Tuesday, October 30, 2012 : 9:50 AM - 10:00 AM

Stephen Morewitz, PhD , Department of Nursing and Health Sciences, California State University, East Bay, San Francisco, CA
Sharada Tata, MS , Research, Stephen J. Morewitz, Ph.D., & Associates, San Francisco, CA
Joel Clark, DPM , Surgery, California Schol of Podiatric Medicine, San Francisco, CA
Conway Tan , Department of Nursing & Health Sciences, California State University, East Bay, San Francisco, CA
More research is needed to determine which factors facilitate or inhibit lower extremity self-management practices. However, little is known about the possible association between gender and lower extremity self-management. Women tend to be more interested in the appearance of their lower extremities than men. Women also tend to be more interested in footwear than men. Women also use health services more than men. These two factors help increase women's likelihood of engaging in lower extremity self-management. The present investigation evaluates the extent to gender is associated with one component of lower extremity self-management: whether individuals check their feet. Methods: The findings from the population-based 2007-2008 National Health and Nutrition Examination Survey (N=approximately 5,000 adults) were used. Descriptive, correlational, and regression procedures evaluated possible gender differences in whether individuals check their feet, after adjusting for age, race, income, and other predictors. Results and Conclusion: The null hypothesis was rejected. Gender was significantly associated with whether persons check their feet (Chi-Square=7.77, df=2, p<.021). Females (86.2%) were more to report that they check their feet than males (78.4%), after controlling for possible intervening variables. These findings highlight the need to educate, screen and treat men for lower extremity problems since they may be less likely than women to check their feet.

Learning Areas:
Assessment of individual and community needs for health education
Chronic disease management and prevention
Planning of health education strategies, interventions, and programs
Provision of health care to the public
Social and behavioral sciences

Learning Objectives:
Explain gender differences in lower extremity self-management. Discuss why gender differences in lower extremity self-management occur. Analyze possible assessment and treatment outcomes based on these gender differences in lower extremity self-management.

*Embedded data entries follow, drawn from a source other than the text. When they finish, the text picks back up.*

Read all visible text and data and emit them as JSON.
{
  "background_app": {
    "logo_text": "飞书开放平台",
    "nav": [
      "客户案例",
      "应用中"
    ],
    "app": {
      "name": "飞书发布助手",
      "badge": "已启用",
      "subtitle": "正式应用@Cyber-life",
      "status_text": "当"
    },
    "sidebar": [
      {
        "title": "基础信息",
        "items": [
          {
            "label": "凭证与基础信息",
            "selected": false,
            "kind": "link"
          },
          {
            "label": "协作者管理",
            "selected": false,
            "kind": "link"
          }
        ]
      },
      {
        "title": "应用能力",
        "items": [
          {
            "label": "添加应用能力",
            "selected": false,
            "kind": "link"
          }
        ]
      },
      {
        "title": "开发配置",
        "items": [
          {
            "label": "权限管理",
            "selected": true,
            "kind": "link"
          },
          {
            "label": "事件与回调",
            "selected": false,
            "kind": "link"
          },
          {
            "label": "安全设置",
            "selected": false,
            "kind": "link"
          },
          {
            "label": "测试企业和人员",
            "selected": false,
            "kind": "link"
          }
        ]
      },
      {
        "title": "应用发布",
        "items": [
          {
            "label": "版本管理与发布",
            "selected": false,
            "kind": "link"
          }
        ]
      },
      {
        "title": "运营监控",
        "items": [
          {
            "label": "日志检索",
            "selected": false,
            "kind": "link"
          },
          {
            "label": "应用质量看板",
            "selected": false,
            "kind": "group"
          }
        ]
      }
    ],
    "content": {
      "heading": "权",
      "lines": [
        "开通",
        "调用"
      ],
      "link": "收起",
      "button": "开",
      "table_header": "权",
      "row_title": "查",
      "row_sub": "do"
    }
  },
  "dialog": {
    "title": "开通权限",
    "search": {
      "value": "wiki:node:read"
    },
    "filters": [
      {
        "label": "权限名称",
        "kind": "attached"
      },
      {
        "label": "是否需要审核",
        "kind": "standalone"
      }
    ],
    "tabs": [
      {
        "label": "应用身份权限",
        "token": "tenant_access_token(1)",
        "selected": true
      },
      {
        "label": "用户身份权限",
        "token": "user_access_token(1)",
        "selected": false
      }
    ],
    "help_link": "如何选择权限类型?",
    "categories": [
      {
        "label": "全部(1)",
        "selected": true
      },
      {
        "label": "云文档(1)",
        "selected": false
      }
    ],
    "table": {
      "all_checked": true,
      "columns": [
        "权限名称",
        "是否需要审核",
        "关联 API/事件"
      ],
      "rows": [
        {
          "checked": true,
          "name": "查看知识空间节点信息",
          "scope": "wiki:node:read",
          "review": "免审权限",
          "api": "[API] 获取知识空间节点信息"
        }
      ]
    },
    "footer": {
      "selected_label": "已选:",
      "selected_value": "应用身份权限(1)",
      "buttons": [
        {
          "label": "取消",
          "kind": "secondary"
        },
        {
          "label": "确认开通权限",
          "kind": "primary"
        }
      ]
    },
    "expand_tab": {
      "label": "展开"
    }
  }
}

Keywords: Gender, Self-Management

Presenting author's disclosure statement:

Qualified on the content I am responsible for because: I have over 20 years experience as public health professional. I am the author or co-author of 8 books and over 100 other publications related to public health, including lower extremity research and diabetes mellitus.
Any relevant financial relationships? No

I agree to comply with the American Public Health Association Conflict of Interest and Commercial Support Guidelines, and to disclose to the participants any off-label or experimental uses of a commercial product or service discussed in my presentation.